Kusto is a service for storing and running interactive analytics over Big Data. It is based on relational database model supporting entities such as databases, tables and columns. You can also perform searching & filtering of rows and even group by-aggregates & joins.
Let’s explore some real time data
To ingest data and perform operation, we need a Azure Data Explorer cluster. You can create one by visiting https://portal.azure.com/#home
Search for Azure Data Explorer, and select Azure Data Explorer Cluster. To create a cluster & database follow the azure document https://docs.microsoft.com/en-us/azure/data-explorer/create-cluster-database-portal
You can also use Azure’s sample database, where you can perform queries on real-time data.
https://dataexplorer.azure.com/clusters/help
So here, you can see I have executed the KQL count query to fetch the number of records in the table Covid19.
Query to get all Covid19 data from country India & display columns as State, Confirmed & Active
Covid19
| sort by Timestamp
| where Country == “India”
| project State, Confirmed, Active;
Now we can try to represent data in graphical manner
Covid19
| where Country == “India”
| project Timestamp, Active
| render timechart ;
As you can see Azure Data Explorer allows you to represent the queried data in form of charts such as time-chart, bar-chart, area-chart and so on.

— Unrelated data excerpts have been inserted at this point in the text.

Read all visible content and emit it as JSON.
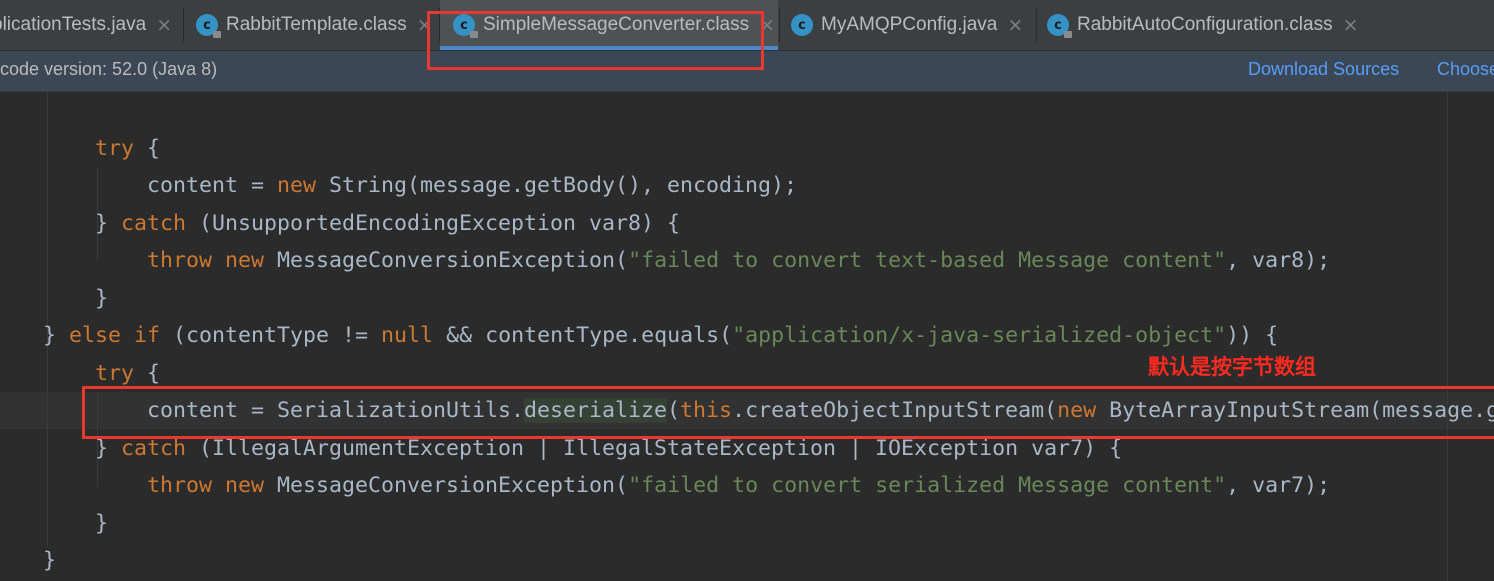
{
  "tabs": [
    {
      "label": "plicationTests.java",
      "icon": "java-class-icon"
    },
    {
      "label": "RabbitTemplate.class",
      "icon": "class-file-icon"
    },
    {
      "label": "SimpleMessageConverter.class",
      "icon": "class-file-icon",
      "active": true
    },
    {
      "label": "MyAMQPConfig.java",
      "icon": "java-class-icon"
    },
    {
      "label": "RabbitAutoConfiguration.class",
      "icon": "class-file-icon"
    }
  ],
  "tab_icon_letter": "c",
  "close_glyph": "×",
  "banner": {
    "text": "code version: 52.0 (Java 8)",
    "download_sources": "Download Sources",
    "choose_sources": "Choose"
  },
  "code": {
    "l1": {
      "kw": "try",
      "rest": " {"
    },
    "l2": {
      "pre": "content = ",
      "kw": "new",
      "post": " String(message.getBody(), encoding);"
    },
    "l3": {
      "pre": "} ",
      "kw": "catch",
      "post": " (UnsupportedEncodingException var8) {"
    },
    "l4": {
      "kw1": "throw",
      "sp": " ",
      "kw2": "new",
      "mid": " MessageConversionException(",
      "str": "\"failed to convert text-based Message content\"",
      "post": ", var8);"
    },
    "l5": {
      "text": "}"
    },
    "l6": {
      "pre": "} ",
      "kw1": "else if",
      "mid1": " (contentType != ",
      "kw2": "null",
      "mid2": " && contentType.equals(",
      "str": "\"application/x-java-serialized-object\"",
      "post": ")) {"
    },
    "l7": {
      "kw": "try",
      "rest": " {"
    },
    "l8": {
      "pre": "content = SerializationUtils.",
      "hl": "deserialize",
      "mid": "(",
      "kw1": "this",
      "mid2": ".createObjectInputStream(",
      "kw2": "new",
      "post": " ByteArrayInputStream(message.g"
    },
    "l9": {
      "pre": "} ",
      "kw": "catch",
      "post": " (IllegalArgumentException | IllegalStateException | IOException var7) {"
    },
    "l10": {
      "kw1": "throw",
      "sp": " ",
      "kw2": "new",
      "mid": " MessageConversionException(",
      "str": "\"failed to convert serialized Message content\"",
      "post": ", var7);"
    },
    "l11": {
      "text": "}"
    },
    "l12": {
      "text": "}"
    }
  },
  "annotation": {
    "note": "默认是按字节数组",
    "color": "#e8382f"
  }
}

The above screen-shot gives you the data for rise in Covid19 in India by date.
All this computation took only 1.404 seconds.
You can find more examples at — https://docs.microsoft.com/en-us/azure/data-explorer/write-queries
Conclusion
To sum up in one sentence, Azure Data Explorer is a big data analytics cloud platform optimized for interactive, ad-hoc queries on top of fast flowing data. To get an idea of the cost, check out the cost estimator and note that you only pay for what you use, you wont be charged when your cluster is stopped.